While a member of the White House's National Economic Council, Fazili worked on strengthening protections in the retirement savings markets, where research had indicated that middle-class families were losing billions of dollars annually to hidden fees.
Fazili's experience in public policy, housing, and finance made her an ideal choice for the external advisory group of the Andrew Young School of Policy Studies at Atlanta's Georgia State University, says Mary Beth Walker, an economics professor who is associate provost for strategic initiatives and innovation at the school. In fact, former Atlanta Fed president Dennis Lockhart recommended Fazili to the advisory panel, and Walker says she brings many interesting ideas to the group. "It's so unusual to have a broad set of experiences when you're so young," she said.

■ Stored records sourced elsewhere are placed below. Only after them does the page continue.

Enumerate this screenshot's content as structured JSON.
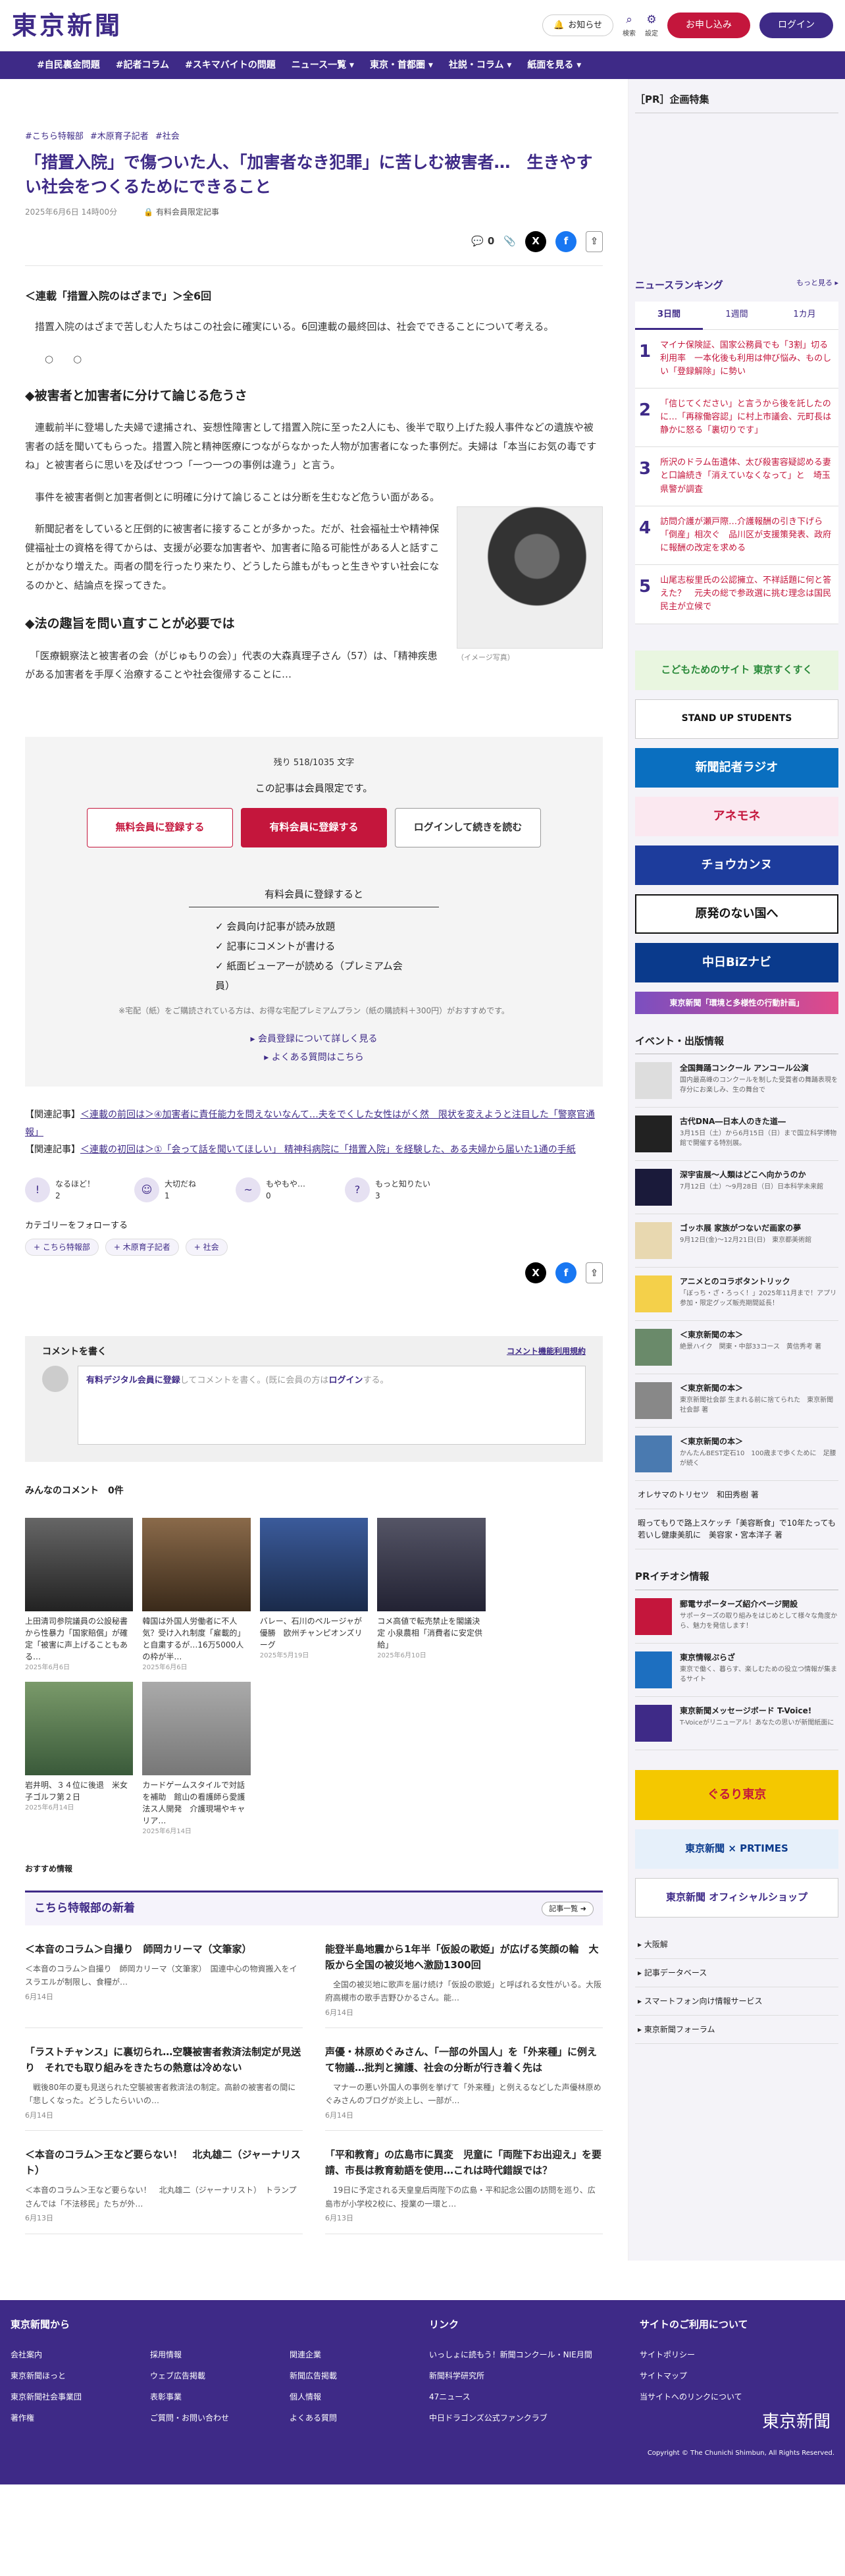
{
  "header": {
    "logo": "東京新聞",
    "notify": "お知らせ",
    "search": "検索",
    "settings": "設定",
    "signup": "お申し込み",
    "login": "ログイン"
  },
  "nav": [
    "#自民裏金問題",
    "#記者コラム",
    "#スキマバイトの問題",
    "ニュース一覧 ▾",
    "東京・首都圏 ▾",
    "社説・コラム ▾",
    "紙面を見る ▾"
  ],
  "article": {
    "tags": [
      "#こちら特報部",
      "#木原育子記者",
      "#社会"
    ],
    "title": "「措置入院」で傷ついた人、「加害者なき犯罪」に苦しむ被害者…　生きやすい社会をつくるためにできること",
    "date": "2025年6月6日 14時00分",
    "member_only": "有料会員限定記事",
    "comment_count": "0",
    "series": "＜連載「措置入院のはざまで」＞全6回",
    "p1": "　措置入院のはざまで苦しむ人たちはこの社会に確実にいる。6回連載の最終回は、社会でできることについて考える。",
    "dots": "○○",
    "h1": "◆被害者と加害者に分けて論じる危うさ",
    "p2": "　連載前半に登場した夫婦で逮捕され、妄想性障害として措置入院に至った2人にも、後半で取り上げた殺人事件などの遺族や被害者の話を聞いてもらった。措置入院と精神医療につながらなかった人物が加害者になった事例だ。夫婦は「本当にお気の毒ですね」と被害者らに思いを及ばせつつ「一つ一つの事例は違う」と言う。",
    "p3": "　事件を被害者側と加害者側とに明確に分けて論じることは分断を生むなど危うい面がある。",
    "p4": "　新聞記者をしていると圧倒的に被害者に接することが多かった。だが、社会福祉士や精神保健福祉士の資格を得てからは、支援が必要な加害者や、加害者に陥る可能性がある人と話すことがかなり増えた。両者の間を行ったり来たり、どうしたら誰もがもっと生きやすい社会になるのかと、結論点を探ってきた。",
    "h2": "◆法の趣旨を問い直すことが必要では",
    "p5": "　「医療観察法と被害者の会（がじゅもりの会）」代表の大森真理子さん（57）は、「精神疾患がある加害者を手厚く治療することや社会復帰することに…",
    "caption": "（イメージ写真）"
  },
  "paywall": {
    "remain": "残り 518/1035 文字",
    "limited": "この記事は会員限定です。",
    "free": "無料会員に登録する",
    "paid": "有料会員に登録する",
    "login": "ログインして続きを読む",
    "sub": "有料会員に登録すると",
    "b1": "✓ 会員向け記事が読み放題",
    "b2": "✓ 記事にコメントが書ける",
    "b3": "✓ 紙面ビューアーが読める（プレミアム会員）",
    "note": "※宅配（紙）をご購読されている方は、お得な宅配プレミアムプラン（紙の購読料＋300円）がおすすめです。",
    "l1": "▸ 会員登録について詳しく見る",
    "l2": "▸ よくある質問はこちら"
  },
  "related": {
    "r1_label": "【関連記事】",
    "r1": "＜連載の前回は＞④加害者に責任能力を問えないなんて…夫をでくした女性はがく然　限状を変えようと注目した「警察官通報」",
    "r2_label": "【関連記事】",
    "r2": "＜連載の初回は＞①「会って話を聞いてほしい」 精神科病院に「措置入院」を経験した、ある夫婦から届いた1通の手紙"
  },
  "reactions": [
    {
      "icon": "!",
      "label": "なるほど！",
      "n": "2"
    },
    {
      "icon": "☺",
      "label": "大切だね",
      "n": "1"
    },
    {
      "icon": "~",
      "label": "もやもや…",
      "n": "0"
    },
    {
      "icon": "?",
      "label": "もっと知りたい",
      "n": "3"
    }
  ],
  "follow": {
    "label": "カテゴリーをフォローする",
    "tags": [
      "+ こちら特報部",
      "+ 木原育子記者",
      "+ 社会"
    ]
  },
  "comment": {
    "title": "コメントを書く",
    "rule": "コメント機能利用規約",
    "pre": "有料デジタル会員に登録",
    "mid": "してコメントを書く。(既に会員の方は",
    "login": "ログイン",
    "post": "する。"
  },
  "all_comments": "みんなのコメント　0件",
  "cards": [
    {
      "t": "上田清司参院議員の公設秘書から性暴力「国家賠償」が確定「被害に声上げることもある…",
      "d": "2025年6月6日"
    },
    {
      "t": "韓国は外国人労働者に不人気？受け入れ制度「雇載的」と自粛するが…16万5000人の枠が半…",
      "d": "2025年6月6日"
    },
    {
      "t": "バレー、石川のペルージャが優勝　欧州チャンピオンズリーグ",
      "d": "2025年5月19日"
    },
    {
      "t": "コメ高値で転売禁止を閣議決定 小泉農相「消費者に安定供給」",
      "d": "2025年6月10日"
    },
    {
      "t": "岩井明、３４位に後退　米女子ゴルフ第２日",
      "d": "2025年6月14日"
    },
    {
      "t": "カードゲームスタイルで対話を補助　館山の看護師ら愛護法ス人開発　介護現場やキャリア…",
      "d": "2025年6月14日"
    }
  ],
  "recommend": "おすすめ情報",
  "special": {
    "title": "こちら特報部の新着",
    "more": "記事一覧 ➜",
    "items": [
      {
        "h": "＜本音のコラム＞自撮り　師岡カリーマ（文筆家）",
        "e": "＜本音のコラム＞自撮り　師岡カリーマ（文筆家）　国連中心の物資搬入をイスラエルが制限し、食糧が…",
        "d": "6月14日"
      },
      {
        "h": "能登半島地震から1年半「仮設の歌姫」が広げる笑顔の輪　大阪から全国の被災地へ激励1300回",
        "e": "　全国の被災地に歌声を届け続け「仮設の歌姫」と呼ばれる女性がいる。大阪府高槻市の歌手吉野ひかるさん。能…",
        "d": "6月14日"
      },
      {
        "h": "「ラストチャンス」に裏切られ…空襲被害者救済法制定が見送り　それでも取り組みをきたちの熱意は冷めない",
        "e": "　戦後80年の夏も見送られた空襲被害者救済法の制定。高齢の被害者の間に「悲しくなった。どうしたらいいの…",
        "d": "6月14日"
      },
      {
        "h": "声優・林原めぐみさん、「一部の外国人」を「外来種」に例えて物議…批判と擁護、社会の分断が行き着く先は",
        "e": "　マナーの悪い外国人の事例を挙げて「外来種」と例えるなどした声優林原めぐみさんのブログが炎上し、一部が…",
        "d": "6月14日"
      },
      {
        "h": "＜本音のコラム＞王など要らない！　北丸雄二（ジャーナリスト）",
        "e": "＜本音のコラム＞王など要らない！　北丸雄二（ジャーナリスト）　トランプさんでは「不法移民」たちが外…",
        "d": "6月13日"
      },
      {
        "h": "「平和教育」の広島市に異変　児童に「両陛下お出迎え」を要請、市長は教育勅語を使用…これは時代錯誤では？",
        "e": "　19日に予定される天皇皇后両陛下の広島・平和記念公園の訪問を巡り、広島市が小学校2校に、授業の一環と…",
        "d": "6月13日"
      }
    ]
  },
  "side": {
    "pr": "［PR］企画特集",
    "ranking": "ニュースランキング",
    "more": "もっと見る ▸",
    "tabs": [
      "3日間",
      "1週間",
      "1カ月"
    ],
    "ranks": [
      "マイナ保険証、国家公務員でも「3割」切る利用率　一本化後も利用は伸び悩み、ものしい「登録解除」に勢い",
      "「信じてください」と言うから後を託したのに…「再稼働容認」に村上市議会、元町長は静かに怒る「裏切りです」",
      "所沢のドラム缶遺体、太び殺害容疑認める妻と口論続き「消えていなくなって」と　埼玉県警が調査",
      "訪問介護が瀬戸際…介護報酬の引き下げら「倒産」相次ぐ　品川区が支援策発表、政府に報酬の改定を求める",
      "山尾志桜里氏の公認擁立、不祥話題に何と答えた？　元夫の総で参政選に挑む理念は国民民主が立候で"
    ],
    "banners": [
      "こどもためのサイト 東京すくすく",
      "STAND UP STUDENTS",
      "新聞記者ラジオ",
      "アネモネ",
      "チョウカンヌ",
      "原発のない国へ",
      "中日BiZナビ",
      "東京新聞「環境と多様性の行動計画」"
    ],
    "events_h": "イベント・出版情報",
    "events": [
      {
        "t": "全国舞踊コンクール アンコール公演",
        "d": "国内最高峰のコンクールを制した受賞者の舞踊表現を存分にお楽しみ、生の舞台で"
      },
      {
        "t": "古代DNA―日本人のきた道―",
        "d": "3月15日（土）から6月15日（日）まで国立科学博物館で開催する特別展。"
      },
      {
        "t": "深宇宙展〜人類はどこへ向かうのか",
        "d": "7月12日（土）〜9月28日（日）日本科学未来館"
      },
      {
        "t": "ゴッホ展 家族がつないだ画家の夢",
        "d": "9月12日(金)〜12月21日(日)　東京都美術館"
      },
      {
        "t": "アニメとのコラボタントリック",
        "d": "「ぼっち・ざ・ろっく！」2025年11月まで！アプリ参加・限定グッズ販売期間延長！"
      },
      {
        "t": "＜東京新聞の本＞",
        "d": "絶景ハイク　関東・中部33コース　黄信秀考 著"
      },
      {
        "t": "＜東京新聞の本＞",
        "d": "東京新聞社会部 生まれる前に捨てられた　東京新聞社会部 著"
      },
      {
        "t": "＜東京新聞の本＞",
        "d": "かんたんBEST定石10　100歳まで歩くために　足腰が続く"
      }
    ],
    "links": [
      "オレサマのトリセツ　和田秀樹 著",
      "暇ってもりで路上スケッチ「美容断食」で10年たっても若いし健康美肌に　美容家・宮本洋子 著"
    ],
    "pr_info": "PRイチオシ情報",
    "pri": [
      {
        "t": "郵電サポーターズ紹介ページ開設",
        "d": "サポーターズの取り組みをはじめとして様々な角度から、魅力を発信します！"
      },
      {
        "t": "東京情報ぷらざ",
        "d": "東京で働く、暮らす、楽しむための役立つ情報が集まるサイト"
      },
      {
        "t": "東京新聞メッセージボード T-Voice!",
        "d": "T-Voiceがリニューアル！あなたの思いが新聞紙面に"
      }
    ],
    "banners2": [
      "ぐるり東京",
      "東京新聞 × PRTIMES",
      "東京新聞 オフィシャルショップ"
    ],
    "slinks": [
      "▸ 大阪解",
      "▸ 記事データベース",
      "▸ スマートフォン向け情報サービス",
      "▸ 東京新聞フォーラム"
    ]
  },
  "footer": {
    "c1": "東京新聞から",
    "c1l": [
      "会社案内",
      "採用情報",
      "関連企業",
      "東京新聞ほっと",
      "ウェブ広告掲載",
      "新聞広告掲載",
      "東京新聞社会事業団",
      "表彰事業",
      "個人情報",
      "著作権",
      "ご質問・お問い合わせ",
      "よくある質問"
    ],
    "c2": "リンク",
    "c2l": [
      "いっしょに読もう！新聞コンクール・NIE月間",
      "新聞科学研究所",
      "47ニュース",
      "中日ドラゴンズ公式ファンクラブ"
    ],
    "c3": "サイトのご利用について",
    "c3l": [
      "サイトポリシー",
      "サイトマップ",
      "当サイトへのリンクについて"
    ],
    "copy": "Copyright © The Chunichi Shimbun, All Rights Reserved."
  }
}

Fazili is currently conducting research on efforts under way in the national and regional health care sector to promote economic inclusion, chronicling hospitals and health insurance companies that are offering loans and grants to develop affordable housing, for example. "I hope my research will help spark further partnerships between healthcare companies and community development organizations in our district," she says.